The train rolled through the countryside, slicing through foggy fields and hills with lazy determination. Ren sat by the window, his face pressed against the glass, watching droplets slide down like tiny racing stars. The sky outside matched his emotions—cloudy, heavy, restless.
It had been three weeks since the message at the shrine. Since the shared dream. Since the field trip to Yukinose was announced.
He hadn't told anyone why he was suddenly so excited for a cultural excursion. Not even Sota, who kept pestering him about acting like he was going to meet a secret girlfriend.
Maybe I am, Ren thought, clutching the small leather notebook he always carried. Inside were drawings, fragments of Aira's smile, and descriptions of the dreams. He flipped it open to one of her sketches—the hill with the shrine. He'd memorized every line, every angle.
When the train finally pulled into the quiet, fog-shrouded Yukinose Station, his heart thudded so hard he thought it might break his ribs.
"Welcome to Yukinose," the tour guide chirped.
But Ren wasn't listening.
He was already looking for her.
---
Aira had overslept.
She never overslept.
Her grandmother had teased her about it over breakfast. "Must've had one of those dreams again," Obaachan said.
Aira just smiled faintly, her thoughts too distant to explain. There was a strange pull in her chest. A thrum in the air that whispered something was different today.
She stood at the edge of town, just outside the tiny post office, watching as a stream of school buses arrived.
They were here.
Tourists. Students. City people with cameras and excitement in their eyes.
She wasn't sure why she had come here of all places. It was instinct. Like something had tugged her gently out of bed and placed her here like a piece on a board.
And then—
She saw him.
At first, it was just the shape of his back. He stepped off the last bus, slow and quiet, a little apart from the others.
Her breath caught.
He turned.
Their eyes met across the crowd.
It was like the world stopped breathing.
---
Neither of them spoke immediately.
They simply stared—locked in the unspoken, unable to process the surreal reality of the moment.

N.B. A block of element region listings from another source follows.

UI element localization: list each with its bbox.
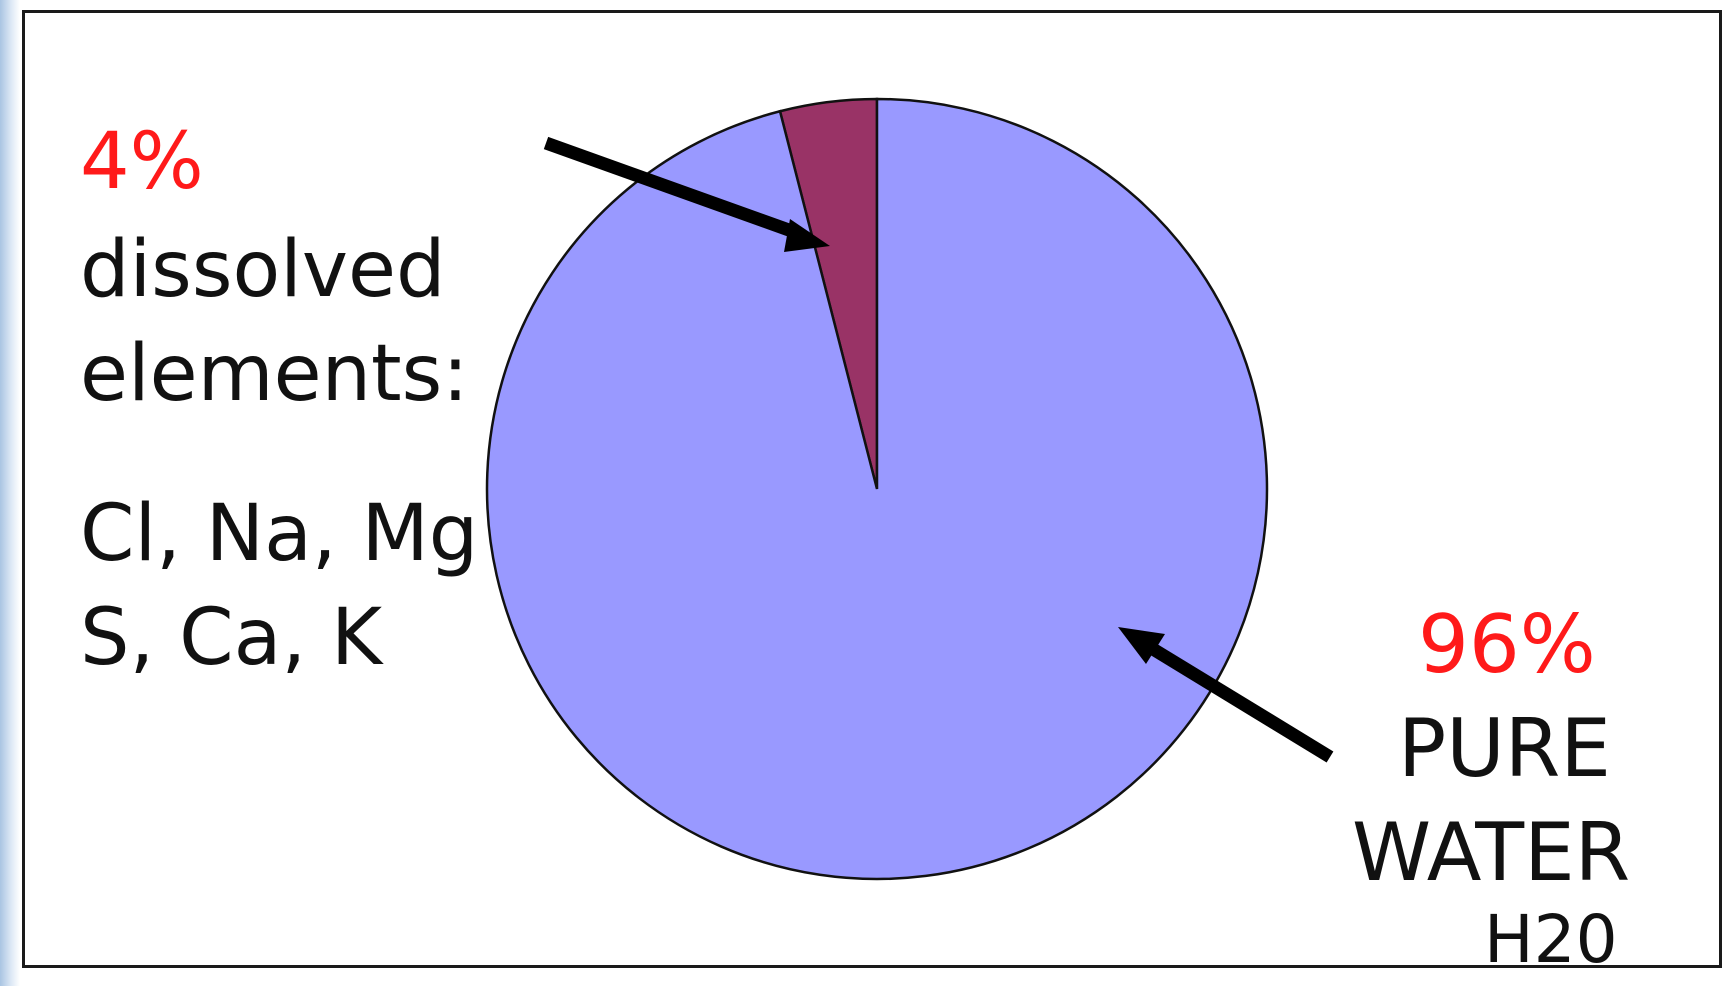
arrows bbox=[543, 136, 1334, 763]
arrow-to-water-slice bbox=[1144, 640, 1334, 763]
arrow-to-dissolved-slice bbox=[543, 136, 803, 241]
arrow-head-water bbox=[1118, 627, 1165, 664]
elements-list-line2: S, Ca, K bbox=[80, 593, 384, 683]
dissolved-label-line1: dissolved bbox=[80, 225, 446, 315]
water-label-line2: WATER bbox=[1352, 806, 1630, 899]
dissolved-label-line2: elements: bbox=[80, 329, 469, 419]
dissolved-percent-label: 4% bbox=[80, 117, 204, 207]
water-label-line1: PURE bbox=[1398, 702, 1611, 795]
water-percent-label: 96% bbox=[1418, 598, 1596, 691]
water-annotation: 96% PURE WATER H20 bbox=[1352, 598, 1630, 978]
arrow-head-dissolved bbox=[784, 219, 830, 252]
slide-left-accent bbox=[0, 0, 20, 986]
pie-slice-pure-water bbox=[485, 97, 1269, 881]
water-formula-label: H20 bbox=[1484, 901, 1618, 978]
pie-slices bbox=[485, 97, 1269, 881]
elements-list-line1: Cl, Na, Mg bbox=[80, 489, 478, 579]
dissolved-annotation: 4% dissolved elements: Cl, Na, Mg S, Ca,… bbox=[80, 117, 478, 683]
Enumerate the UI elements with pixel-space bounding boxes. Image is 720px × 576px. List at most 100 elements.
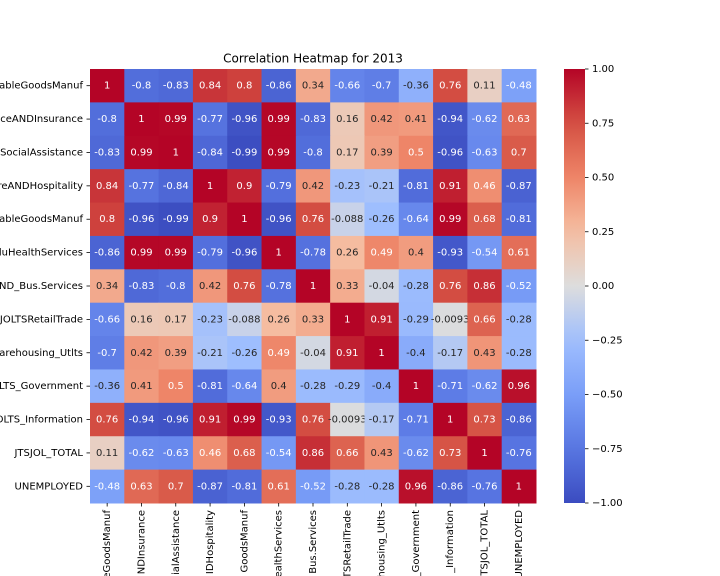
- heatmap-cell: [330, 436, 365, 471]
- cell-label: -0.86: [437, 481, 463, 492]
- heatmap-cell: [192, 235, 228, 270]
- cell-label: -0.87: [506, 181, 532, 192]
- cell-label: -0.78: [300, 248, 326, 259]
- heatmap-cell: [158, 235, 194, 270]
- x-tick-label: Bus.Services: [308, 510, 319, 574]
- cell-label: -0.0093: [328, 415, 367, 426]
- heatmap-cell: [192, 369, 228, 404]
- heatmap-cell: [433, 436, 468, 471]
- heatmap-cell: [330, 202, 365, 237]
- cell-label: -0.21: [197, 348, 223, 359]
- cell-label: -0.94: [129, 415, 155, 426]
- heatmap-cell: [398, 169, 434, 204]
- x-tick-label: NDInsurance: [136, 510, 147, 574]
- cell-label: -0.17: [437, 348, 463, 359]
- cell-label: -0.76: [506, 448, 532, 459]
- heatmap-cell: [192, 69, 228, 103]
- cell-label: 0.99: [165, 114, 187, 125]
- heatmap-cell: [364, 235, 400, 270]
- cell-label: -0.8: [132, 81, 152, 92]
- cell-label: -0.96: [437, 147, 463, 158]
- heatmap-cell: [227, 135, 263, 170]
- cell-label: -0.52: [506, 281, 532, 292]
- heatmap-cell: [227, 69, 263, 103]
- cell-label: 0.16: [336, 114, 358, 125]
- cell-label: 0.26: [268, 314, 290, 325]
- cell-label: -0.99: [231, 147, 257, 158]
- heatmap-cell: [501, 135, 537, 170]
- cell-label: -0.26: [369, 214, 395, 225]
- cell-label: -0.83: [300, 114, 326, 125]
- cell-label: -0.4: [406, 348, 426, 359]
- heatmap-cell: [192, 302, 228, 337]
- heatmap-cell: [467, 402, 503, 437]
- cell-label: 1: [173, 147, 179, 158]
- heatmap-cell: [433, 302, 468, 337]
- cell-label: -0.93: [437, 248, 463, 259]
- heatmap-cell: [364, 102, 400, 137]
- heatmap-cell: [261, 69, 297, 103]
- heatmap-cell: [364, 69, 400, 103]
- cell-label: -0.29: [403, 314, 429, 325]
- heatmap-cell: [261, 235, 297, 270]
- heatmap-cell: [433, 69, 468, 103]
- cell-label: 0.61: [508, 248, 530, 259]
- heatmap-cell: [261, 402, 297, 437]
- cell-label: 0.39: [370, 147, 392, 158]
- cell-label: 0.16: [130, 314, 152, 325]
- heatmap-cell: [90, 235, 125, 270]
- cell-label: 0.68: [233, 448, 255, 459]
- heatmap-cell: [364, 302, 400, 337]
- heatmap-cell: [501, 235, 537, 270]
- x-tick-label: ialAssistance: [171, 510, 182, 575]
- heatmap-cell: [433, 336, 468, 370]
- cell-label: -0.78: [266, 281, 292, 292]
- colorbar-tick-label: 0.50: [592, 173, 614, 184]
- heatmap-cell: [501, 436, 537, 471]
- heatmap-cell: [398, 469, 434, 504]
- cell-label: 1: [276, 248, 282, 259]
- heatmap-cell: [398, 69, 434, 103]
- cell-label: 0.43: [370, 448, 392, 459]
- cell-label: 0.8: [99, 214, 115, 225]
- chart-title: Correlation Heatmap for 2013: [223, 52, 403, 66]
- cell-label: 0.4: [408, 248, 424, 259]
- cell-label: -0.62: [129, 448, 155, 459]
- cell-label: -0.71: [437, 381, 463, 392]
- cell-label: -0.7: [372, 81, 392, 92]
- heatmap-cell: [295, 69, 331, 103]
- heatmap-cell: [261, 269, 297, 304]
- heatmap-cell: [124, 202, 160, 237]
- cell-label: 0.66: [336, 448, 358, 459]
- heatmap-cell: [295, 436, 331, 471]
- heatmap-cell: [295, 169, 331, 204]
- heatmap-cell: [398, 302, 434, 337]
- cell-label: 1: [207, 181, 213, 192]
- heatmap-cell: [501, 202, 537, 237]
- cell-label: -0.8: [166, 281, 186, 292]
- cell-label: -0.28: [334, 481, 360, 492]
- heatmap-cell: [261, 369, 297, 404]
- heatmap-cell: [261, 436, 297, 471]
- heatmap-cell: [192, 269, 228, 304]
- y-tick-label: ableGoodsManuf: [0, 214, 83, 225]
- cell-label: -0.83: [163, 81, 189, 92]
- heatmap-cell: [501, 169, 537, 204]
- heatmap-cell: [90, 69, 125, 103]
- cell-label: 0.49: [370, 248, 392, 259]
- cell-label: 0.42: [199, 281, 221, 292]
- cell-label: -0.62: [403, 448, 429, 459]
- heatmap-cell: [433, 202, 468, 237]
- heatmap-cell: [227, 469, 263, 504]
- y-tick-label: SocialAssistance: [0, 147, 83, 158]
- y-tick-label: ableGoodsManuf: [0, 81, 83, 92]
- cell-label: 1: [104, 81, 110, 92]
- cell-label: -0.48: [94, 481, 120, 492]
- cell-label: 0.33: [336, 281, 358, 292]
- cell-label: 0.91: [336, 348, 358, 359]
- heatmap-cell: [364, 269, 400, 304]
- cell-label: 0.76: [302, 415, 324, 426]
- heatmap-cell: [192, 202, 228, 237]
- heatmap-cell: [364, 202, 400, 237]
- heatmap-cell: [261, 135, 297, 170]
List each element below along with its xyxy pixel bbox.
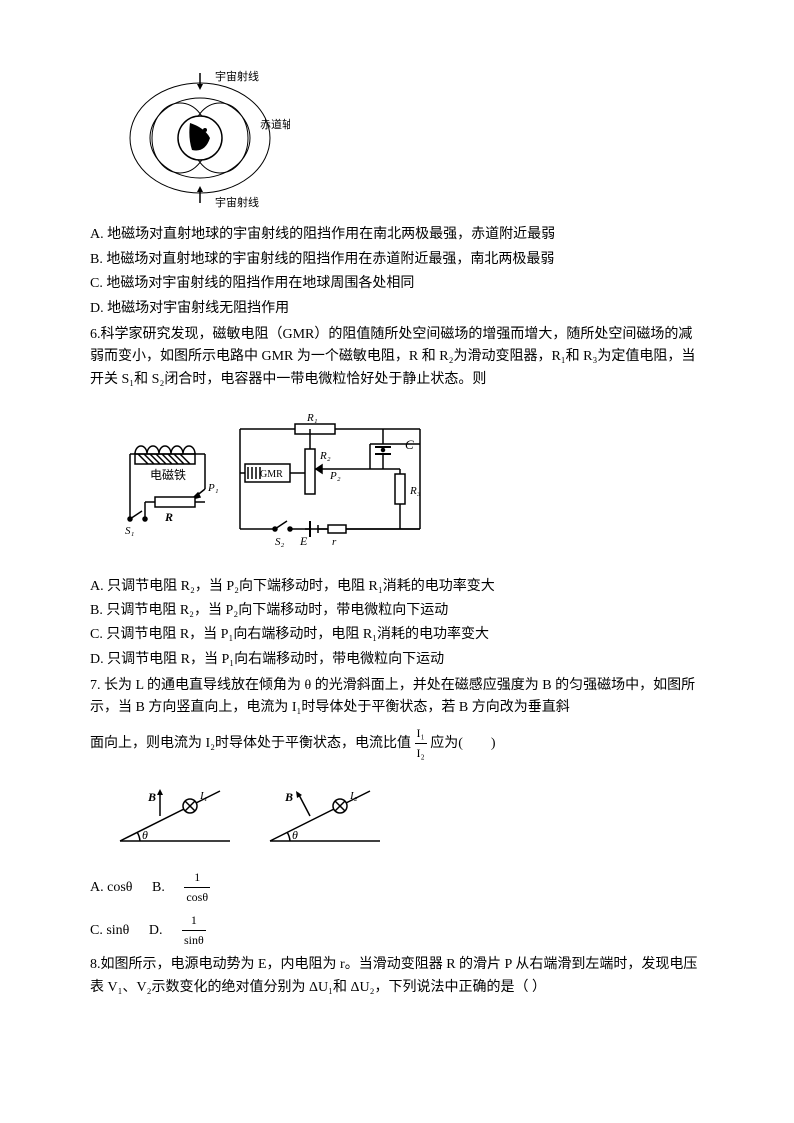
q6-option-c: C. 只调节电阻 R，当 P₁向右端移动时，电阻 R₁消耗的电功率变大 [90,624,704,646]
q7-figure: θ B I₁ θ B I₂ [110,771,704,859]
fig6-r1: R₁ [306,412,318,424]
q7-option-c: C. sinθ [90,923,129,938]
fig6-s1: S₁ [125,525,135,537]
q7-option-a: A. cosθ [90,880,132,895]
q5-option-b: B. 地磁场对直射地球的宇宙射线的阻挡作用在赤道附近最强，南北两极最弱 [90,249,704,271]
fig7-left-i: I₁ [199,790,208,802]
q7-option-b: B. 1 cosθ [152,880,242,895]
q6-option-a: A. 只调节电阻 R₂，当 P₂向下端移动时，电阻 R₁消耗的电功率变大 [90,576,704,598]
q7-options-ab: A. cosθ B. 1 cosθ [90,868,704,907]
q5-option-a: A. 地磁场对直射地球的宇宙射线的阻挡作用在南北两极最强，赤道附近最弱 [90,224,704,246]
q7-ratio-frac: I₁ I₂ [415,724,427,763]
fig6-e: E [299,534,308,548]
q7-options-cd: C. sinθ D. 1 sinθ [90,911,704,950]
q6-figure: 电磁铁 P₁ S₁ R [110,399,704,567]
fig6-p1: P₁ [207,482,219,494]
q7-stem-p2b: 应为( ) [430,736,495,751]
q6-option-d: D. 只调节电阻 R，当 P₁向右端移动时，带电微粒向下运动 [90,649,704,671]
q5-figure: 宇宙射线 赤道轴 宇宙射线 [110,68,704,216]
fig7-right-b: B [284,790,293,804]
q7-stem-p2a: 面向上，则电流为 I₂时导体处于平衡状态，电流比值 [90,736,411,751]
q7-stem-p1: 7. 长为 L 的通电直导线放在倾角为 θ 的光滑斜面上，并处在磁感应强度为 B… [90,675,704,720]
fig6-magnet-label: 电磁铁 [150,467,186,482]
fig6-rr: r [332,536,337,548]
fig7-left-b: B [147,790,156,804]
q8-stem: 8.如图所示，电源电动势为 E，内电阻为 r。当滑动变阻器 R 的滑片 P 从右… [90,954,704,999]
q5-option-c: C. 地磁场对宇宙射线的阻挡作用在地球周围各处相同 [90,273,704,295]
q7-stem-p2: 面向上，则电流为 I₂时导体处于平衡状态，电流比值 I₁ I₂ 应为( ) [90,724,704,763]
q5-option-d: D. 地磁场对宇宙射线无阻挡作用 [90,298,704,320]
fig5-label-right: 赤道轴 [260,117,290,131]
fig7-right-theta: θ [292,828,298,842]
fig6-r3: R₃ [409,485,421,497]
fig6-r: R [164,510,173,524]
fig6-s2: S₂ [275,536,285,548]
fig6-c: C [405,437,414,452]
fig7-right-i: I₂ [349,790,358,802]
q6-stem: 6.科学家研究发现，磁敏电阻（GMR）的阻值随所处空间磁场的增强而增大，随所处空… [90,324,704,391]
fig6-gmr: GMR [260,469,283,480]
q6-option-b: B. 只调节电阻 R₂，当 P₂向下端移动时，带电微粒向下运动 [90,600,704,622]
fig5-label-bottom: 宇宙射线 [215,195,259,208]
fig6-r2: R₂ [319,450,331,462]
fig5-label-top: 宇宙射线 [215,69,259,83]
fig7-left-theta: θ [142,828,148,842]
q7-option-d: D. 1 sinθ [149,923,238,938]
fig6-p2: P₂ [329,470,341,482]
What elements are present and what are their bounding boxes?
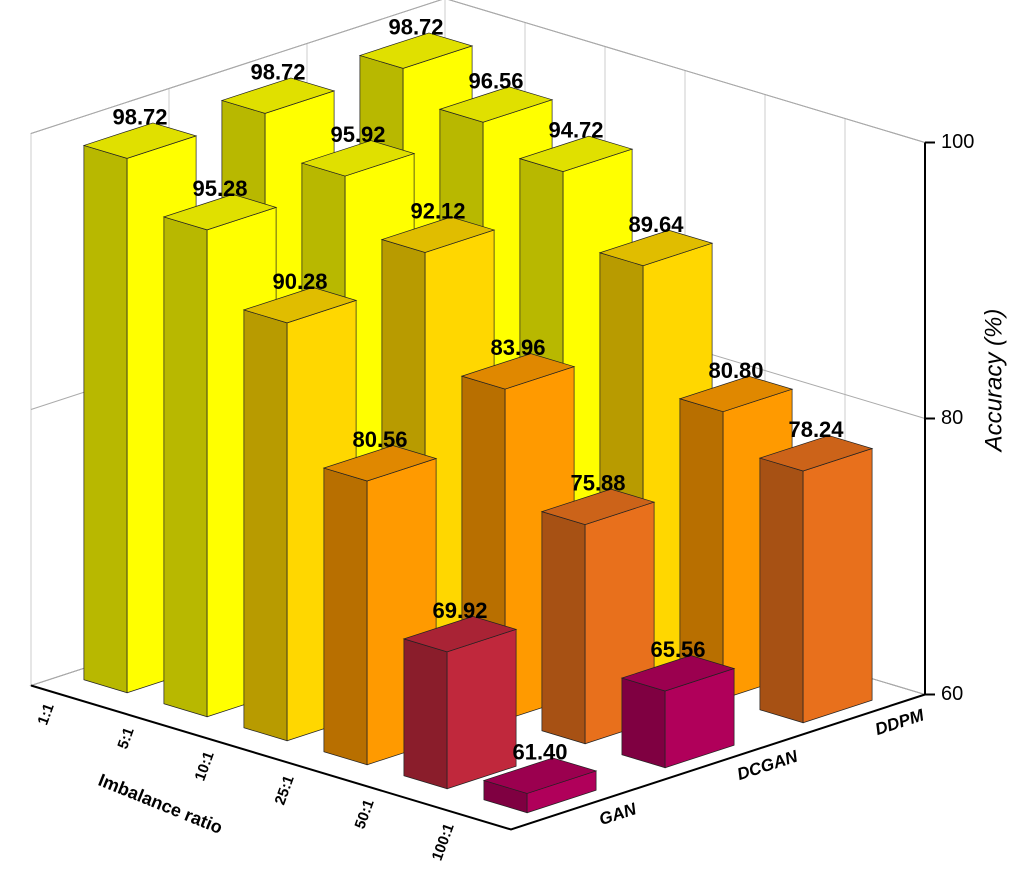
value-label: 69.92 (432, 598, 487, 623)
x-tick-label: 100:1 (429, 821, 458, 863)
value-label: 94.72 (548, 118, 603, 143)
bar-top (758, 435, 874, 472)
bar-top (402, 616, 518, 653)
bar-top (620, 655, 736, 692)
bar-top (82, 122, 198, 159)
bar-front (759, 457, 804, 724)
bar-side (446, 628, 517, 790)
x-tick-label: 10:1 (192, 749, 218, 783)
x-tick-label: 5:1 (114, 725, 137, 751)
value-label: 78.24 (788, 417, 844, 442)
value-label: 89.64 (628, 212, 684, 237)
value-label: 83.96 (490, 335, 545, 360)
bar-front (83, 144, 128, 694)
value-label: 98.72 (112, 104, 167, 129)
bar-top (482, 757, 598, 794)
bar-top (322, 445, 438, 482)
bar-top (242, 287, 358, 324)
bar-top (540, 488, 656, 525)
y-axis-title: Accuracy (%) (980, 309, 1007, 454)
value-label: 98.72 (250, 59, 305, 84)
grid-line (30, 0, 926, 143)
bar-top (598, 229, 714, 267)
value-label: 80.56 (352, 427, 407, 452)
x-tick-label: 25:1 (272, 773, 298, 807)
y-tick-label: 100 (941, 131, 974, 153)
value-label: 61.40 (512, 739, 567, 764)
bar-front (243, 309, 288, 742)
bar-top (300, 140, 416, 177)
y-tick-label: 60 (941, 683, 963, 705)
bar-front (541, 511, 586, 745)
value-label: 95.28 (192, 176, 247, 201)
bar-top (358, 32, 474, 69)
value-label: 75.88 (570, 471, 625, 496)
value-label: 80.80 (708, 358, 763, 383)
bar-top (380, 216, 496, 253)
x-tick-label: 1:1 (34, 701, 57, 727)
bar-top (678, 375, 794, 413)
value-label: 65.56 (650, 637, 705, 662)
bar-front (403, 638, 448, 790)
value-label: 95.92 (330, 122, 385, 147)
bar-front (163, 216, 208, 718)
y-tick-label: 80 (941, 407, 963, 429)
x-tick-label: 50:1 (352, 797, 378, 831)
bar-top (220, 77, 336, 114)
bar-top (162, 194, 278, 231)
value-label: 90.28 (272, 269, 327, 294)
bar-top (518, 135, 634, 172)
bar-side (802, 448, 873, 724)
legend-label: DDPM (873, 705, 927, 739)
floor-edge (30, 684, 926, 831)
bar-top (438, 86, 554, 123)
bar-front (621, 677, 666, 769)
legend-label: GAN (597, 799, 639, 829)
bar-top (460, 353, 576, 390)
value-label: 98.72 (388, 14, 443, 39)
value-label: 96.56 (468, 68, 523, 93)
value-label: 92.12 (410, 199, 465, 224)
bar-front (323, 467, 368, 766)
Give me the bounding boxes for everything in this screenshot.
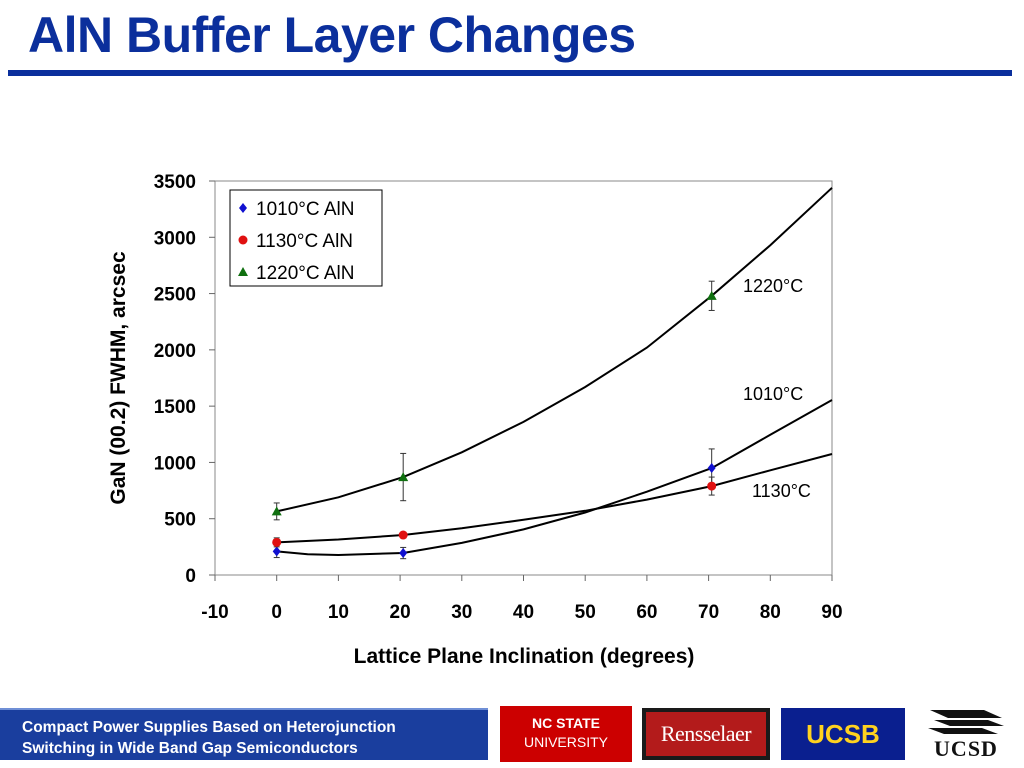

Then Ren smiled. Tentatively.
Aira took a step forward. Then another.
He met her halfway.
"…Ren?" she asked softly, though she already knew.
He nodded. "Aira."
The sound of her name in his voice made her eyes sting.
They stood in silence, barely inches apart. Around them, the bustle of the other students moved like a blur, irrelevant. The only thing that mattered was the person in front of them.
"I thought maybe I imagined you," Aira whispered.
Ren laughed, shaky. "I thought I was going insane."
Then came the most natural thing in the world: they hugged.
It wasn't romantic. Not yet. It was raw and warm and filled with all the things they hadn't been able to say through dreams and signs. Their bodies recognized what their hearts had known.
They were real.
---
They spent the afternoon walking through Yukinose. Aira led him to the shrine, now half-swallowed by morning mist and overgrown grass.
"This is where I first saw your name," she said, placing a hand on the wooden pillar.
"And this," Ren added, holding out the small ribbon she had tied weeks ago. "This was the first thing I touched that belonged to you."
She reached for it. Their fingers brushed. The air shimmered again.
Ren looked up at the sky. "It's going to rain."
"Good," Aira said. "That's when we always meet."
They stayed until the sky opened. Rain fell soft and steady, soaking them through, but neither cared.
Aira spun in it, laughing. Ren watched, his heart a tangle of wonder.
"You came all this way," she said.
"I would've gone farther."
---
That night, under the eaves of the shrine, they sat with a small lantern between them.
"I think the dreams are… fading," Aira admitted.
Ren nodded. "Because now we're awake."
A long silence.
"Do you think," she asked, "it was fate?"
He didn't answer at first.
Then: "No. I think it was us."
---
When the tour ended the next day, Ren didn't want to leave. But Aira promised they'd meet again.
This time, not in dreams.
But in the real world they now shared.